6. Apa saja tantangan budaya partisipasi dengan kehidupan manusia di era
budaya digital?
7. Apa saja contoh budaya partisipasi dalam kehidupan sehari hari ?
8. Bagaimana pendapat para pakar media tentang perkembangan budaya
parrtisipasi dan budaya lain yang mengikutinya ?
C. Tujuan
1. Untuk mengetahui apa yang dimaksud dengan budaya partisipasi;
2. Untuk mengetahui sejarah dan perjalanan budaya partisipasi di era budaya
digital;
3. Untuk mengetahui perbedaan antara produsen, konsumen, dan produsage;
4. Untuk mengetahui hubungan – hubungan apa saja yang dimiliki antara
budaya partisipasi dengan budaya pengikutnya, yakni budaya mobile,
interaktif, dan budaya identitas;
5. Untuk mengetahui potensi budaya partisipasi dalam dunia pendidikan;
6. Untuk mengetahui apa saja tantangan budaya partisipasi dengan
kehidupan manusia di era budaya digital;
7. Untuk mengetahui contoh budaya partisipasi dalam kehidupan sehari-
hari;
8. Untuk mengetahui pendapat para pakar media tentang berkembangnya
budaya partisipasi yang sejalan dengan perkembangan new media.
BAB II
Kelompok 7 – Participatory CulturesPage 7
PEMBAHASAN
A. Pengertian Budaya Partisipasi
Jika ditinjau dari pengertiannya secara mendalam, budaya partisipatif
adalah neologisme dalam referensi, tetapi berlawanan dengan budaya
Konsumen - dengan kata lain budaya di mana orang pribadi (masyarakat)

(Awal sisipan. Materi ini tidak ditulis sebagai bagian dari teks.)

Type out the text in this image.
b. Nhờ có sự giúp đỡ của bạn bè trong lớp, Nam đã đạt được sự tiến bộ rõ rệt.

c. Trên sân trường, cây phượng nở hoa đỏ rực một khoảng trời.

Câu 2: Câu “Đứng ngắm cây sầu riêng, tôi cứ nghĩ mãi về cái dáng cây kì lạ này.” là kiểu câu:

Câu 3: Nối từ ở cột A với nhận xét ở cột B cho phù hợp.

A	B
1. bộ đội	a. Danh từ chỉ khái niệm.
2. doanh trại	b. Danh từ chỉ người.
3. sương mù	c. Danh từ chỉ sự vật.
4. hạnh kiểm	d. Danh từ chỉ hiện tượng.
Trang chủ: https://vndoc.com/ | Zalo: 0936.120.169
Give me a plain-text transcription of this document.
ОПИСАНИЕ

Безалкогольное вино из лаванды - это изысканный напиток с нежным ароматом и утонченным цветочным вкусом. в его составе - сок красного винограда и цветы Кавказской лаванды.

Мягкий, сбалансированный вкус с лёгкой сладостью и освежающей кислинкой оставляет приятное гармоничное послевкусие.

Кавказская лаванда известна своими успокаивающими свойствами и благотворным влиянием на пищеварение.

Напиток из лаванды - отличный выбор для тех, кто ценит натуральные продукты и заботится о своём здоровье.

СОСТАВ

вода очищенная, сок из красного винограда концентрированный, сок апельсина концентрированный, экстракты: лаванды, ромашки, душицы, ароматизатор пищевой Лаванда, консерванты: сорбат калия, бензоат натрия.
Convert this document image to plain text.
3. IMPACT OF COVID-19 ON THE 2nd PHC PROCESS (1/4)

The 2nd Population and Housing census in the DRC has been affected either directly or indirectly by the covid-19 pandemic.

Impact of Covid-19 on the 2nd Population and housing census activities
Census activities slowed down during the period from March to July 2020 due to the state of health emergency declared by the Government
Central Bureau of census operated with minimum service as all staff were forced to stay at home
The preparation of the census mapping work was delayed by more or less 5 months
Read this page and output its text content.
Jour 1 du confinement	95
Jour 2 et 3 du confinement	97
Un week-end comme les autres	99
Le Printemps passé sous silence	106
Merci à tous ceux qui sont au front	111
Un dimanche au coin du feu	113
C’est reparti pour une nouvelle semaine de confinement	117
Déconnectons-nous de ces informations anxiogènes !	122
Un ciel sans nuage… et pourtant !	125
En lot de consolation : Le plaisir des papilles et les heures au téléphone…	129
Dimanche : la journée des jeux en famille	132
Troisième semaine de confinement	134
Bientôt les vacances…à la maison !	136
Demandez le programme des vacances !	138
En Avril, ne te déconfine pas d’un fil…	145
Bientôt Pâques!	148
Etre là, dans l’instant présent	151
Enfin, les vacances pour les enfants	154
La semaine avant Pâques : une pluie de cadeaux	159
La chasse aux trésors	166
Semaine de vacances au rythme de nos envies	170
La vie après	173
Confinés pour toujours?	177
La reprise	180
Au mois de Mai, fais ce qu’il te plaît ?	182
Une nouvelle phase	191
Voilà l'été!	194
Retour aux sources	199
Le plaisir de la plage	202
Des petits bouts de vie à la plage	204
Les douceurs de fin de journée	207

tidak bertindak sebagai konsumen saja, tetapi juga sebagai kontributor atau
produsen (prosumers). Istilah ini paling sering diterapkan pada produksi atau
penciptaan beberapa jenis media yang diterbitkan.Kemajuan terbaru dalam
teknologi (komputer pribadi dan sebagian besar internet) telah
memungkinkan orang pribadi untuk membuat dan mempublikasikan media
tersebut, biasanya melalui internet.Ini budaya baru yang berhubungan dengan
internet telah digambarkan sebagai Web 2.0. Dalam budaya partisipatif
"orang-orang muda kreatif menanggapi sejumlah besar sinyal elektronik dan
komoditas budaya dengan cara yang mengejutkan pembuat mereka,
menemukan arti dan identitas tidak pernah dimaksudkan untuk berada di sana
dan nostrums sederhana menantang yang meratapi manipulasi atau kepasifan"
konsumen ".
Dengan adanya peningkatan akses ke Internet pada masa yang akan
datang, maka budaya partisipasi semakin memungkinkan berkembang pesat.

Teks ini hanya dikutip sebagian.